MONTESANO — Ballots for a school levy in Satsop, a new elementary school at Ocosta and to determine the future of ambulance service in rural McCleary must be put in the mail or dropped off by Tuesday, April 23.
As of Thursday afternoon, only about 1,360 of the 3,800 combined ballots from all three elections have been turned in. Auditor Vern Spatz said they don’t yet know how many ballots have been turned in from each election.
Important to note is that due to budget reasons, the county is not opening up its typical drop-off locations at the McCleary VFW or Westport City Hall. That means the only way to drop the ballots off would be to go to the Auditor’s Office in Montesano or get the ballot postmarked by Tuesday. Most post offices close at 5 p.m.
In all, the county mailed out 899 ballots to voters in Fire District 12, which consists of rural McCleary; 320 to voters in the Satsop School District and 2,627 to voters in the Ocosta School District on the South Beach.
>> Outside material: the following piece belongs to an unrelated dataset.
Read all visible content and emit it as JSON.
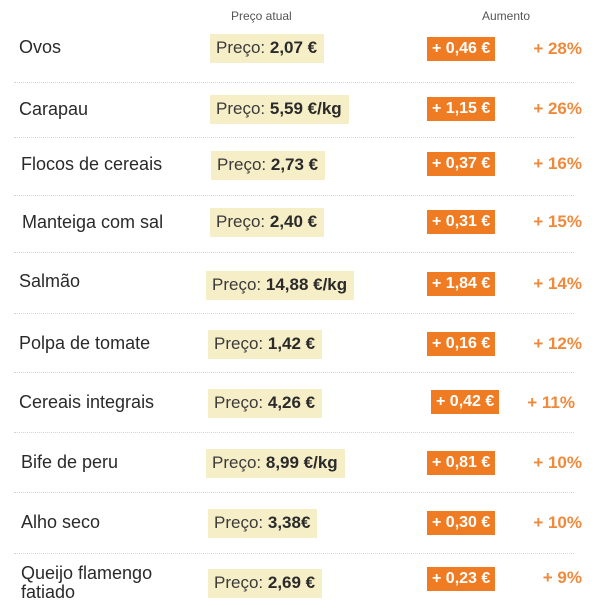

The Satsop School District wants to replace an expiring property tax levy to support educational programs, student services, textbooks, maintenance, repair and operations. The levy is designed to raise $80,000 each year for 2014 and 2015. That works out to $2.02 per $1,000 in assessed value. That means a $100,000 home would pay $202 a year.
The Ocosta School District is seeking a bond valued a $13.8 million to be paid back over the next 20 years. The district is hoping to raise enough money to build a new building for its elementary school.
The district’s elementary school, or “round” building, was determined to have the highest need for replacement after a March 2008 survey of district buildings found the grade school — built in 1967 — to be “past the point of repair. “
The new structure will also act as a tsunami refuge for the public. District officials say the campus is positioned in a more central and slightly higher elevation than other options. Currently, no other Westport structure can be used as a temporary tsunami refuge or shelter. The building will be built with seismic enhancements, strengthened foundation and framing, and second floor and rooftop access in case of emergency.
Voters turned down a couple of earlier options. This one is $10.5 million less than the first of two previously voted on proposals on the matter in 2009.
Fire District 12 is trying one more time to get the funds necessary to provide ambulance service for the region. Without it, there remains a question as to what would happen if someone calls 911 in a medical emergency and who would actually respond.
The requested levy is for 50 cents per $1,000 of assessed value. That means a home owner with a $100,000 home would pay $50 per year or $4.17 per month.
As of May 1, without levy approval, the areas surrounding McCleary will lose ambulance service.
Proponent Chris Crew said he and about a dozen others have been actively doorbelling across the community and have been trying to get supporters to turn out to vote for the measure.
Crew says the levy needs 60 percent of the total vote and a minimum of 268 voters must cast ballots. The last levy failed by 29 votes, he notes. “Every vote matters here and we’re trying our best to make a difference,” he said.